Dépêche
Accueil » Chronique » Le robot peut-il servir à tout?

Le robot peut-il servir à tout?

Seddik Mouaffak

Les robots ne feront-ils pas courir des risques à l’emploi de nos jeunes?

Que l’on soit pour ou contre, le robot est bien là. En Allemagne, en France, en Corée du Sud, au Japon et dans bien d’autres pays, l’émergence du secteur de la robotique est jugée suffisamment crédible pour que les gouvernements y consacrent des investissements conséquents. Si l’expansion du secteur se réalise bel et bien, les robots feront partie du décor au point que, accrochez-vous, «les hommes tomberont amoureux de robots ….», nous dit en substance David Levy, un expert connu en intelligence artificielle.

Toutefois, loin des préoccupations de ce genre, on peut dire aussi que le robot est bien là, parmi nous au Maroc. Révélé pour la première fois chez nous au dernier Salon Med IT 2017, Sanbot, le petit robot humanoïde de 93 centimètres de dernière génération est en mesure de tout faire: «Vous avez besoin d’un tuteur, d’un guide, d’un douanier? Sanbot peut occuper toutes ces fonctions. (…) Sa vocation principale est d’améliorer l’expérience client tout en accompagnant les entreprises marocaines spécialisées.»

Les conséquences pour l’emploi de cette automatisation en croissance rapide font l’objet de nombreux débats. Des emplois en grand nombre risquent de disparaître ainsi que des secteurs d’activité entiers. Selon les travaux de certains spécialistes, l’essor de la robotique et de la dématérialisation menacerait près de la moitié des professions actuelles: transports, médecine, énergie, finance, etc. Et le cortège de licenciements, de faillites et de restructurations qui accompagnent ce mouvement posera incontestablement des difficultés sociales considérables.

Face à ces machines qui absorbent le savoir, même dans les pays les plus industrialisés, les travailleurs se trouvent dépossédés de tout savoir et de toute information.
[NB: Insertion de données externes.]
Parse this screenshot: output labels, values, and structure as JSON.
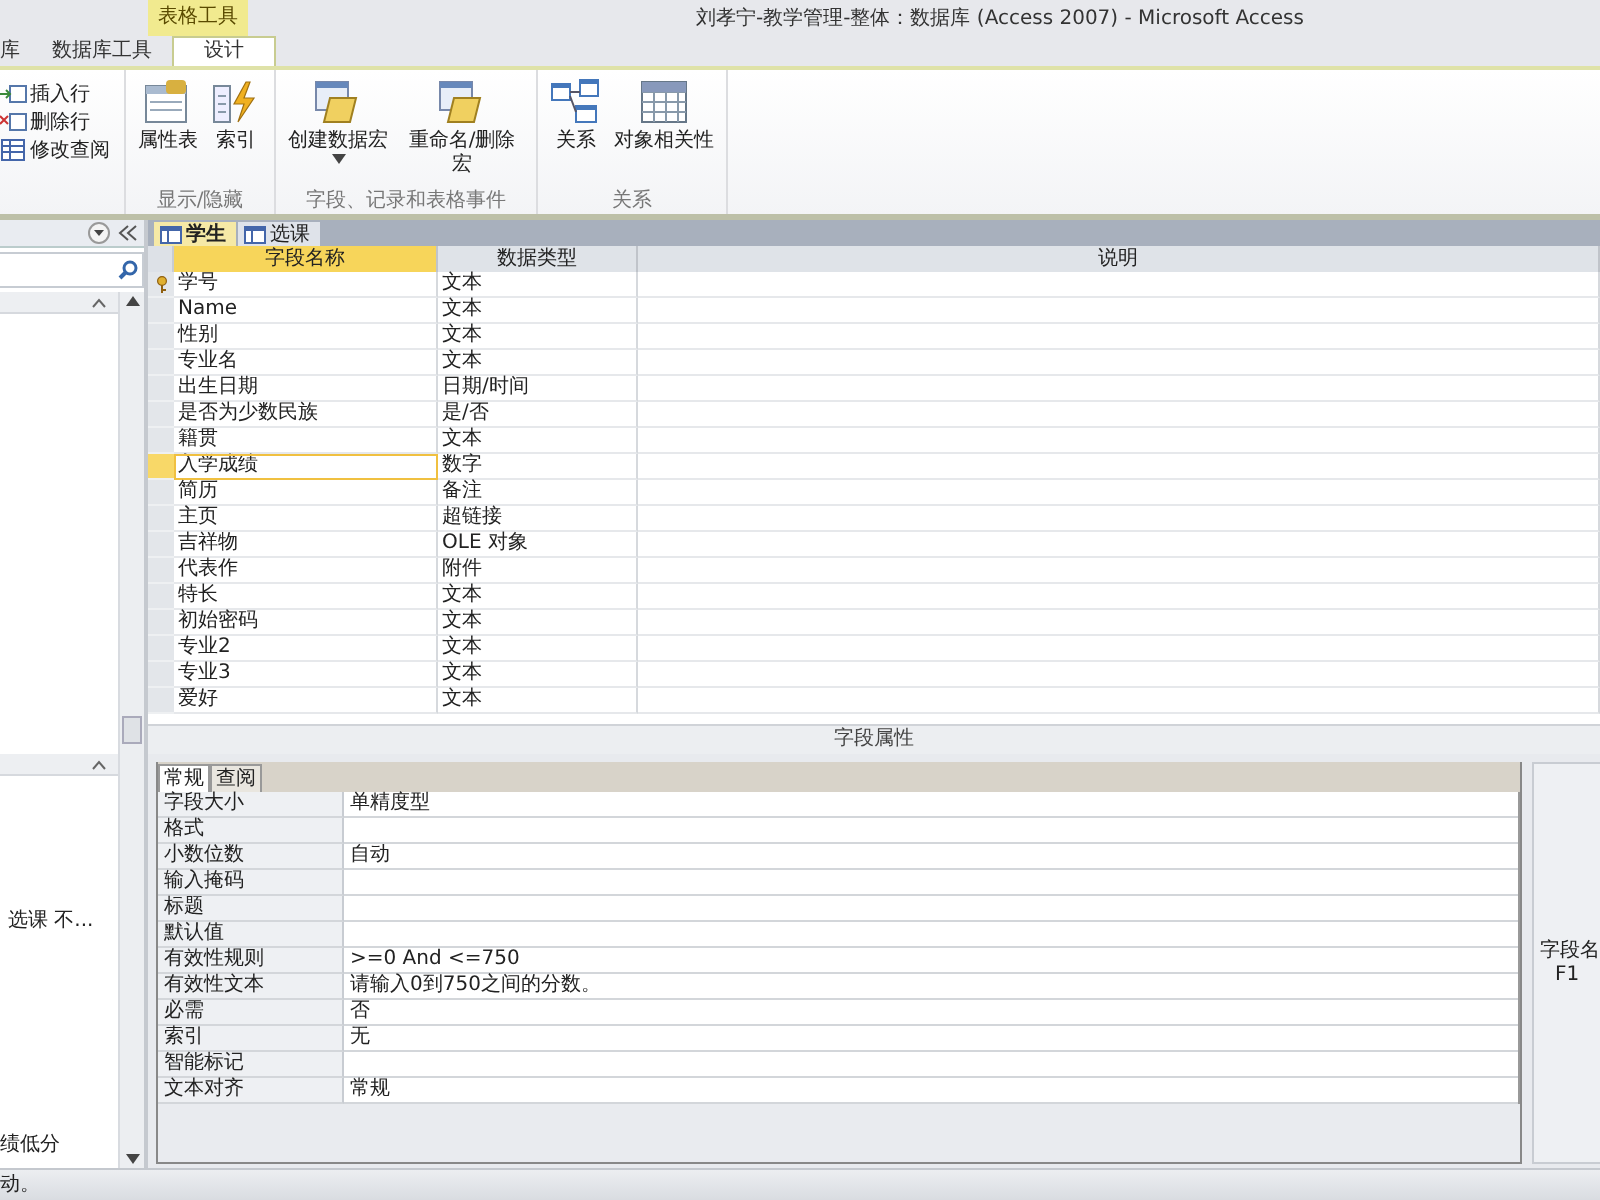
{
  "window": {
    "title": "刘孝宁-教学管理-整体：数据库 (Access 2007)  -  Microsoft Access"
  },
  "ribbon": {
    "context_label": "表格工具",
    "tabs": [
      {
        "label": "库",
        "selected": false
      },
      {
        "label": "数据库工具",
        "selected": false
      },
      {
        "label": "设计",
        "selected": true
      }
    ],
    "groups": [
      {
        "kind": "small",
        "items": [
          {
            "label": "插入行"
          },
          {
            "label": "删除行"
          },
          {
            "label": "修改查阅"
          }
        ]
      },
      {
        "kind": "large",
        "label": "显示/隐藏",
        "buttons": [
          {
            "label": "属性表",
            "dropdown": false
          },
          {
            "label": "索引",
            "dropdown": false
          }
        ]
      },
      {
        "kind": "large",
        "label": "字段、记录和表格事件",
        "buttons": [
          {
            "label": "创建数据宏",
            "dropdown": true
          },
          {
            "label": "重命名/删除宏",
            "dropdown": false
          }
        ]
      },
      {
        "kind": "large",
        "label": "关系",
        "buttons": [
          {
            "label": "关系",
            "dropdown": false
          },
          {
            "label": "对象相关性",
            "dropdown": false
          }
        ]
      }
    ]
  },
  "navigation": {
    "texts": [
      "选课 不...",
      "绩低分"
    ]
  },
  "document_tabs": [
    {
      "label": "学生",
      "selected": true
    },
    {
      "label": "选课",
      "selected": false
    }
  ],
  "fields": {
    "columns": [
      "字段名称",
      "数据类型",
      "说明"
    ],
    "rows": [
      {
        "name": "学号",
        "type": "文本",
        "primary_key": true,
        "selected": false
      },
      {
        "name": "Name",
        "type": "文本",
        "primary_key": false,
        "selected": false
      },
      {
        "name": "性别",
        "type": "文本",
        "primary_key": false,
        "selected": false
      },
      {
        "name": "专业名",
        "type": "文本",
        "primary_key": false,
        "selected": false
      },
      {
        "name": "出生日期",
        "type": "日期/时间",
        "primary_key": false,
        "selected": false
      },
      {
        "name": "是否为少数民族",
        "type": "是/否",
        "primary_key": false,
        "selected": false
      },
      {
        "name": "籍贯",
        "type": "文本",
        "primary_key": false,
        "selected": false
      },
      {
        "name": "入学成绩",
        "type": "数字",
        "primary_key": false,
        "selected": true
      },
      {
        "name": "简历",
        "type": "备注",
        "primary_key": false,
        "selected": false
      },
      {
        "name": "主页",
        "type": "超链接",
        "primary_key": false,
        "selected": false
      },
      {
        "name": "吉祥物",
        "type": "OLE 对象",
        "primary_key": false,
        "selected": false
      },
      {
        "name": "代表作",
        "type": "附件",
        "primary_key": false,
        "selected": false
      },
      {
        "name": "特长",
        "type": "文本",
        "primary_key": false,
        "selected": false
      },
      {
        "name": "初始密码",
        "type": "文本",
        "primary_key": false,
        "selected": false
      },
      {
        "name": "专业2",
        "type": "文本",
        "primary_key": false,
        "selected": false
      },
      {
        "name": "专业3",
        "type": "文本",
        "primary_key": false,
        "selected": false
      },
      {
        "name": "爱好",
        "type": "文本",
        "primary_key": false,
        "selected": false
      }
    ]
  },
  "field_properties": {
    "title": "字段属性",
    "tabs": [
      {
        "label": "常规",
        "selected": true
      },
      {
        "label": "查阅",
        "selected": false
      }
    ],
    "rows": [
      {
        "label": "字段大小",
        "value": "单精度型"
      },
      {
        "label": "格式"
      },
      {
        "label": "小数位数",
        "value": "自动"
      },
      {
        "label": "输入掩码"
      },
      {
        "label": "标题"
      },
      {
        "label": "默认值"
      },
      {
        "label": "有效性规则",
        "value": ">=0 And <=750"
      },
      {
        "label": "有效性文本",
        "value": "请输入0到750之间的分数。"
      },
      {
        "label": "必需",
        "value": "否"
      },
      {
        "label": "索引",
        "value": "无"
      },
      {
        "label": "智能标记"
      },
      {
        "label": "文本对齐",
        "value": "常规"
      }
    ],
    "help": [
      "字段名",
      "F1"
    ]
  },
  "status_bar": {
    "text": "动。"
  }
}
Or, pour des pays comme le nôtre, dont l’économie est surtout basée sur des emplois peu qualifiés nous n’aurons même l’opportunité de faire profiter nos jeunes travailleurs de l’économie du savoir, puisque ce sont ces métiers du savoir, les plus qualifiés, qui seront remplacés par les machines. Reste une dernière possibilité: prendre la voie de ces nouvelles activités en émergence, mêlant nouvelles technologies et nouveaux services. Même, dans ce cas, nous sommes très loin du compte.

Le comble.
Aux inquiétudes concernant les potentielles conséquences négatives sur l’emploi, viennent aujourd’hui s’ajouter les incertitudes quant à l’éventuelle contribution des robots à la productivité aussi bien de certaines de nos industries que de certains de nos services. Conséquence, à part quelques rares exceptions, peu d’entreprises et d’individus profiteront de cette révolution technologique. Faut-il se décourager pour autant? Si on en croit certains observateurs, une question ne saurait être éludée: «Vaut-il encore le coup d’investir cinq années d’une vie pour maîtriser une discipline qui sera mieux exercée par un robot, peut-être moins cher, moins sujet aux sautes d’humeur, plus assidu et presque infaillible, capable de travailler nuit et jour en temps réel, sans exiger de coûteuses compensations?». Face à l’urgence du chômage, les robots ne feront-ils pas courir des risques à l’emploi de nos jeunes?